President, Bev Weber, said all the evidence points to the fact that school students trust and prefer talking to school guidance counsellors if and when they are dealing with emotional wellness and mental wellbeing issues.
“So, why is the government placing more nurses in schools as part of its Budget programme of reaching out to an additional 5,600 secondary school students?”
Weber said school guidance counsellors are trained mental health professionals who operate in all secondary schools.
A major ERO report on school counselling surveyed over 700 students from different schools across the country.
The report showed that when it came to mental health, the clear preference from students was to talk to their school counsellor above anyone else.
Weber acknowledged the Budget includes a $455 million investment in new frontline services but said “if they take the same approach to those services as they’ve taken to enhancing services for secondary school students I really worry about the effectiveness of that investment.”
- NZ College Of Midwives
College of Midwives chief executive Alison Eddy says the dire issues facing the maternity system have not been addressed in the Budget.
“Much has been said by Grant Robertson about child wellbeing and investing in our younger generation to ensure better outcomes for them and wider society – but how the very workforce that brings those children into the world could be again largely ignored, is beyond us,” she says.
Eddy says the 4.9% pay increase is inadequate and will not address the issues midwives have been raising for more than four years.
“This is another smoke and mirrors budget for midwifery,” she says. “Despite what the Government has said, the $500,000 per annum will not boost the locum support provided for rural midwives; in fact that won’t even keep this vital service afloat. And the urban locum service funding was recently cut.
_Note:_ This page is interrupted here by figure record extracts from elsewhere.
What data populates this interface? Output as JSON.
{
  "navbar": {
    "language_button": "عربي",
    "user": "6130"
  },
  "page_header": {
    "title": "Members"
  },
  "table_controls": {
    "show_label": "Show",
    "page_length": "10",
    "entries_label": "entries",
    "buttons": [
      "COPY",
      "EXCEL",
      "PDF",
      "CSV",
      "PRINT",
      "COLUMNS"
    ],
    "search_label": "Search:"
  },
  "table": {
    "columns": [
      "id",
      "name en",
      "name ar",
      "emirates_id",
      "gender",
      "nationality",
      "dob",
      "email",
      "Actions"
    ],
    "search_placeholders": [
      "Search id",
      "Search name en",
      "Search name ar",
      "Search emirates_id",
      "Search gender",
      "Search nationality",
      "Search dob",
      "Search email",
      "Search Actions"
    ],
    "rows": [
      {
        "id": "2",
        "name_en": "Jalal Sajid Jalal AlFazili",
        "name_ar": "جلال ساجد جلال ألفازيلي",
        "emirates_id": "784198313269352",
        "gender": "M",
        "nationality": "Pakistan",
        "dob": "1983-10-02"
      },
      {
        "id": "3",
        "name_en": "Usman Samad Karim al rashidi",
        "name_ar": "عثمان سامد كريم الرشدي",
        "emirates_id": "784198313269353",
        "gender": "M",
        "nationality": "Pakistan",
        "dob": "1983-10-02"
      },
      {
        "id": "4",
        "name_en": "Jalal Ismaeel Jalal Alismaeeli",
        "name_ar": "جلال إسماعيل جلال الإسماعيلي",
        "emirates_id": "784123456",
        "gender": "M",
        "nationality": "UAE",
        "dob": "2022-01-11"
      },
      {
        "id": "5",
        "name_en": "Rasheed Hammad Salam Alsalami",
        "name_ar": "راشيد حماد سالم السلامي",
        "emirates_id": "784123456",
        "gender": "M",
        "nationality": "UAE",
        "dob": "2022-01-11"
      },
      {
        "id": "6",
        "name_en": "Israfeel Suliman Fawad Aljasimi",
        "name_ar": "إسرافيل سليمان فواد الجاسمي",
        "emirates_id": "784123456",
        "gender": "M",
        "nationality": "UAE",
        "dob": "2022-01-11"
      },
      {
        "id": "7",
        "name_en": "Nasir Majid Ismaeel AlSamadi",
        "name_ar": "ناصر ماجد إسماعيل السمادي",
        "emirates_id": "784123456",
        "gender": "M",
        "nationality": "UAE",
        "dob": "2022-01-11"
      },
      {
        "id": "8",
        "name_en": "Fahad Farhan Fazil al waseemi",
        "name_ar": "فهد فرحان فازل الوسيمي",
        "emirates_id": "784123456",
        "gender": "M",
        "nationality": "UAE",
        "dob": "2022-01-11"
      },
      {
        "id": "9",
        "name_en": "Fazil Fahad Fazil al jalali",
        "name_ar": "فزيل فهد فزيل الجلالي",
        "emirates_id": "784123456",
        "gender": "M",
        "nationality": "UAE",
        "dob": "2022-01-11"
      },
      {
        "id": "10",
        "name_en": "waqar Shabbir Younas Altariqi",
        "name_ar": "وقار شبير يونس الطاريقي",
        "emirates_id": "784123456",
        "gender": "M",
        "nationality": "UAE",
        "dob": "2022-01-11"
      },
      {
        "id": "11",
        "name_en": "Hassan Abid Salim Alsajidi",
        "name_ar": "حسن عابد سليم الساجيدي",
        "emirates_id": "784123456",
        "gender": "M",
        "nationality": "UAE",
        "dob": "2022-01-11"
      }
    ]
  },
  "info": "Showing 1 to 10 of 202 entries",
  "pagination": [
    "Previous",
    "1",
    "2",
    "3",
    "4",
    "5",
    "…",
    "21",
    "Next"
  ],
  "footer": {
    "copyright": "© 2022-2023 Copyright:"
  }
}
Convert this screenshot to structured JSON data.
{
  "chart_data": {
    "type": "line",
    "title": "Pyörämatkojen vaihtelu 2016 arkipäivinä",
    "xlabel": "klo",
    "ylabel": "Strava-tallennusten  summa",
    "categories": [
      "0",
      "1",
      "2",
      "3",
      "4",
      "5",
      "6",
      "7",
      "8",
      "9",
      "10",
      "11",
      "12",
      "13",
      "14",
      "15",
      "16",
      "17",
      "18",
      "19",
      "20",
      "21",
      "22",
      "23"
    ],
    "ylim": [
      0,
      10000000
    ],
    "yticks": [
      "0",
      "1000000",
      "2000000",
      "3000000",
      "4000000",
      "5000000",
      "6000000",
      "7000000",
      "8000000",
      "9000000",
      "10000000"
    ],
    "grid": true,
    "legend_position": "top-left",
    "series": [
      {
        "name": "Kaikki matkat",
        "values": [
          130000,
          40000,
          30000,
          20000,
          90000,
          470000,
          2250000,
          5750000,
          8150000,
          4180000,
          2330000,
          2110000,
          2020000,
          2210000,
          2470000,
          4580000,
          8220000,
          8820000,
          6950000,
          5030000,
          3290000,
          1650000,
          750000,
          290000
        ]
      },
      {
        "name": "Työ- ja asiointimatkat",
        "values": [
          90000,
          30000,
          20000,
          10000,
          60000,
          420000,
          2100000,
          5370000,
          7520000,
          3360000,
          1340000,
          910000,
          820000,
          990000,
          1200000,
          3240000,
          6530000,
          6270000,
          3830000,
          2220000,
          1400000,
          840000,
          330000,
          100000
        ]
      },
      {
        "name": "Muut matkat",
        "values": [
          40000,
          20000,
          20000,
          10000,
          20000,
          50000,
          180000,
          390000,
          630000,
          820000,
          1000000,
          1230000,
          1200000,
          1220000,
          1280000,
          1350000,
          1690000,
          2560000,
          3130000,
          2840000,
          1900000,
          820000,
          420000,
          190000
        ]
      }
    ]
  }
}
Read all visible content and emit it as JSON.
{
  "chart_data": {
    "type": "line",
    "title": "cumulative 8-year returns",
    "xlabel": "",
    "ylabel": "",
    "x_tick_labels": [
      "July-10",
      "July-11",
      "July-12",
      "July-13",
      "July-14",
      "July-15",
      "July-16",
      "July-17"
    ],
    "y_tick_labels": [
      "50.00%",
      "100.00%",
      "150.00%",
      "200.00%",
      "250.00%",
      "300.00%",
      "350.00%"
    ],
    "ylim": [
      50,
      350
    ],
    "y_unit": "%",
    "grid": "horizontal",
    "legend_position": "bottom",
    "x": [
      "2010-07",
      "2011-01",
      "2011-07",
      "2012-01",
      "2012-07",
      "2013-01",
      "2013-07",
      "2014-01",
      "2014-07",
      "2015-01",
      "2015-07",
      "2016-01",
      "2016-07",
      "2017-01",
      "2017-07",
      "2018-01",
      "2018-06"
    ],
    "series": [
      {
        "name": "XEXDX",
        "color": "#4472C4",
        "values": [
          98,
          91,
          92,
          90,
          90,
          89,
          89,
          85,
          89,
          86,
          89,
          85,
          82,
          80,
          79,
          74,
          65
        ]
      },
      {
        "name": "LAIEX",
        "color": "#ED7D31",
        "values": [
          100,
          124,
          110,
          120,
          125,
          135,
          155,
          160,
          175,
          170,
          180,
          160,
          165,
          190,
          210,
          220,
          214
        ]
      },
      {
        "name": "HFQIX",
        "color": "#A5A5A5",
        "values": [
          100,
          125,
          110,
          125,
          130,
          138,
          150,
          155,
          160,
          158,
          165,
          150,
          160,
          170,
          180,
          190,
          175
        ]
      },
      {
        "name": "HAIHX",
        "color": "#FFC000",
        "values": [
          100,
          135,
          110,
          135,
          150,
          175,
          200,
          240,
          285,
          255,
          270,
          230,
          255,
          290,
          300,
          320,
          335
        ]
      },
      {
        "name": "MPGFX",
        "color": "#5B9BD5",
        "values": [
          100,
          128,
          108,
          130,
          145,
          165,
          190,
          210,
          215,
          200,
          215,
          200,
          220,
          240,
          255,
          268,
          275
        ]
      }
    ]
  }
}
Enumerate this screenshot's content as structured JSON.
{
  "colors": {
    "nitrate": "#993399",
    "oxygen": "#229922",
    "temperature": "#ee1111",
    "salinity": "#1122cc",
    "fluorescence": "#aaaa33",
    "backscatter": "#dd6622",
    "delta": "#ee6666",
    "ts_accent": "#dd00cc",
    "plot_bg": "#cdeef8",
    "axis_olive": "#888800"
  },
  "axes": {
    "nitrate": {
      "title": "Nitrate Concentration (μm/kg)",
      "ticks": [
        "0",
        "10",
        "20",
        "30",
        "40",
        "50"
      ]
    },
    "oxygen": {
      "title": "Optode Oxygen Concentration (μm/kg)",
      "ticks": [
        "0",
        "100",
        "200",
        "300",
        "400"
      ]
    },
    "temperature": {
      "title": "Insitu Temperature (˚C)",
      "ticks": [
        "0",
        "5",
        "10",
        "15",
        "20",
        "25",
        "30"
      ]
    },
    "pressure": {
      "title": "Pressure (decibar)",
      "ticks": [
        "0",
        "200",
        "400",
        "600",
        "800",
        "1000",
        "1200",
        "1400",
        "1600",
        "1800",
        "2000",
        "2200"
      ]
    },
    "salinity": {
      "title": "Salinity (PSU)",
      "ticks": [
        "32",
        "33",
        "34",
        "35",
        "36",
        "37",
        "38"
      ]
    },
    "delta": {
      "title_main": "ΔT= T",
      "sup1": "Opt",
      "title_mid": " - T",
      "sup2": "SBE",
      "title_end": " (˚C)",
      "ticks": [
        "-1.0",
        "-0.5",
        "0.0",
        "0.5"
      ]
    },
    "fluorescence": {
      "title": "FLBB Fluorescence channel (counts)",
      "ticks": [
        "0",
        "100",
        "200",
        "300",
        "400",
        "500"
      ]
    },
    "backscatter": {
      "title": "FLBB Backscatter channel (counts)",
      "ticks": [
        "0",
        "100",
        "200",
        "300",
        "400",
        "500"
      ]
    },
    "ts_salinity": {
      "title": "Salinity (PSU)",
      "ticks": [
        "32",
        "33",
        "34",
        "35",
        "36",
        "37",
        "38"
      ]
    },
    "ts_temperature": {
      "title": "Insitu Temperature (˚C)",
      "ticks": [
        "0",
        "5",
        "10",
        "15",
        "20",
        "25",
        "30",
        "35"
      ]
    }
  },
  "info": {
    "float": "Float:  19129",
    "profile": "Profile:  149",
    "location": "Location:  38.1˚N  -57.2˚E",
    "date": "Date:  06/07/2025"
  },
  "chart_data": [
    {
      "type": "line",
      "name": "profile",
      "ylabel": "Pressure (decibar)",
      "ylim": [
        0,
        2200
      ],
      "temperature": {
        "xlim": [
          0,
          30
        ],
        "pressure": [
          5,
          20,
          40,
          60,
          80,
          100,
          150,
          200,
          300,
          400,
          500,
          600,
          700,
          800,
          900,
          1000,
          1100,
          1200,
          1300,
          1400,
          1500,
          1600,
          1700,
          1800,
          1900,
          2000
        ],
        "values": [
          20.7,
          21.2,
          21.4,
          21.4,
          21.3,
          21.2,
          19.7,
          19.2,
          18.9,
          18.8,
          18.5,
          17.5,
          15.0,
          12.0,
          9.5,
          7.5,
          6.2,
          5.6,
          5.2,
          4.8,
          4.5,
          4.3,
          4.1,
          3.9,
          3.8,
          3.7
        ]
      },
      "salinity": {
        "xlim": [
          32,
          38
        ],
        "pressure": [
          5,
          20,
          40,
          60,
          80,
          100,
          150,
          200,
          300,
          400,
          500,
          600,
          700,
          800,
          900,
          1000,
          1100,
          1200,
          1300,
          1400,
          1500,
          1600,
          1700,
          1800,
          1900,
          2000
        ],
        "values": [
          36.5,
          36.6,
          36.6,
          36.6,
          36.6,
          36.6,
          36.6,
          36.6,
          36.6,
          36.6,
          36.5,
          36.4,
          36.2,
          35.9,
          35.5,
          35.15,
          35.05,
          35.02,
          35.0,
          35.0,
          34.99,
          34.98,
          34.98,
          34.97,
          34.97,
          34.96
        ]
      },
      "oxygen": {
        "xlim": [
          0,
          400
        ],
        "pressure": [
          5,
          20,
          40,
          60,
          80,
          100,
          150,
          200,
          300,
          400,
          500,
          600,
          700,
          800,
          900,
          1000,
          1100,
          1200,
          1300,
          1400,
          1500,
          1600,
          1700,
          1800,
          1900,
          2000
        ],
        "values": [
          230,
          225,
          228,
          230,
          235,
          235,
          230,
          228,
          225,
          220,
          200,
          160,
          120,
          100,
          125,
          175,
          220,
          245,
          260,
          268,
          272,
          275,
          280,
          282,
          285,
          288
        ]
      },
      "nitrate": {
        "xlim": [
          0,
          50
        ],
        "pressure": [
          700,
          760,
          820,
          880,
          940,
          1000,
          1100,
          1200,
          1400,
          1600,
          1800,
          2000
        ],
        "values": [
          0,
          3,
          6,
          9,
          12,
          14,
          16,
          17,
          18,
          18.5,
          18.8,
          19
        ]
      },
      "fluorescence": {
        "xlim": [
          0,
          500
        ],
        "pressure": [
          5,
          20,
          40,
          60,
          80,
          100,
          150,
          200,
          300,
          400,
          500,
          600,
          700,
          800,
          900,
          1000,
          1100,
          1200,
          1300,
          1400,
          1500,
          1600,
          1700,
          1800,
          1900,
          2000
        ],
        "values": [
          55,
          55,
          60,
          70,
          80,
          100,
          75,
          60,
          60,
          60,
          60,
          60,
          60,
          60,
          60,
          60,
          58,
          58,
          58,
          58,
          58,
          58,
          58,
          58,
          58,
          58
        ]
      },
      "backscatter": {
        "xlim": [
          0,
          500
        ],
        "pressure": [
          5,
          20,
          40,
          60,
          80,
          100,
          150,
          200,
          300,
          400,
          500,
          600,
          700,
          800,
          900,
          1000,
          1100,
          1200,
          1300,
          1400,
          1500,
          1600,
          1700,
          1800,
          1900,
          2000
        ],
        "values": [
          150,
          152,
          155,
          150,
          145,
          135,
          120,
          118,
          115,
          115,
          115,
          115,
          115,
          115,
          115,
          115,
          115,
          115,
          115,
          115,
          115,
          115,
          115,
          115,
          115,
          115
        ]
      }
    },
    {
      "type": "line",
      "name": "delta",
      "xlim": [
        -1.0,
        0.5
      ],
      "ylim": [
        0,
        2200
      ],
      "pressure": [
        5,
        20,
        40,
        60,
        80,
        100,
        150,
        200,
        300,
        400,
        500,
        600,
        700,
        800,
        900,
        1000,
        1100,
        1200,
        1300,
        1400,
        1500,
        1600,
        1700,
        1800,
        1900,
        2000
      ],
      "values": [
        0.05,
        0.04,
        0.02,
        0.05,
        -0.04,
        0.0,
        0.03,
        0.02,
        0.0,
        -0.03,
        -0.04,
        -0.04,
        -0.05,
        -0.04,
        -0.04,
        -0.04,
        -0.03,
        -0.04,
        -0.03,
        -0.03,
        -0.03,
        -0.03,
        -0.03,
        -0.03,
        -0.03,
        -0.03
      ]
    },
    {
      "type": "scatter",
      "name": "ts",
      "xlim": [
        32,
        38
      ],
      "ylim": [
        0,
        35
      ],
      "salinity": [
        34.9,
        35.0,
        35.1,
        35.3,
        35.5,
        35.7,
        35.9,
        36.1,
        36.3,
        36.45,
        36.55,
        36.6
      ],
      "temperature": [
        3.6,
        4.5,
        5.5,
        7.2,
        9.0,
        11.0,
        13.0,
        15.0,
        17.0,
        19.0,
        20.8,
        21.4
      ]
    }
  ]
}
I think we can expect to see more babies being born on the side of roads, unfortunately.”
The Wellbeing Budget simply lacked wellness, ExerciseNZ chief executive Richard Beddie says.
The Budget had very little to help lift New Zealand up from being the 13th worst in the world in physical activity statistics, he says.
“Exercise and physical activity are proven to help with many social issues, and in the early stages and prevention of many health conditions.
“It was good to see focus on mental health, but the Budget lacked enough emphasis on prevention.
“The Budget lacked leadership to address and prevent lifestyle conditions such as obesity and type II diabetes which could cripple the health system in the next 50 years unless urgent action is taken.
“There was little with a genuine hauora approach, a Maori philosophy for health and wellbeing using four walls. Wellbeing and wellness isn’t something that money can fix in isolation.”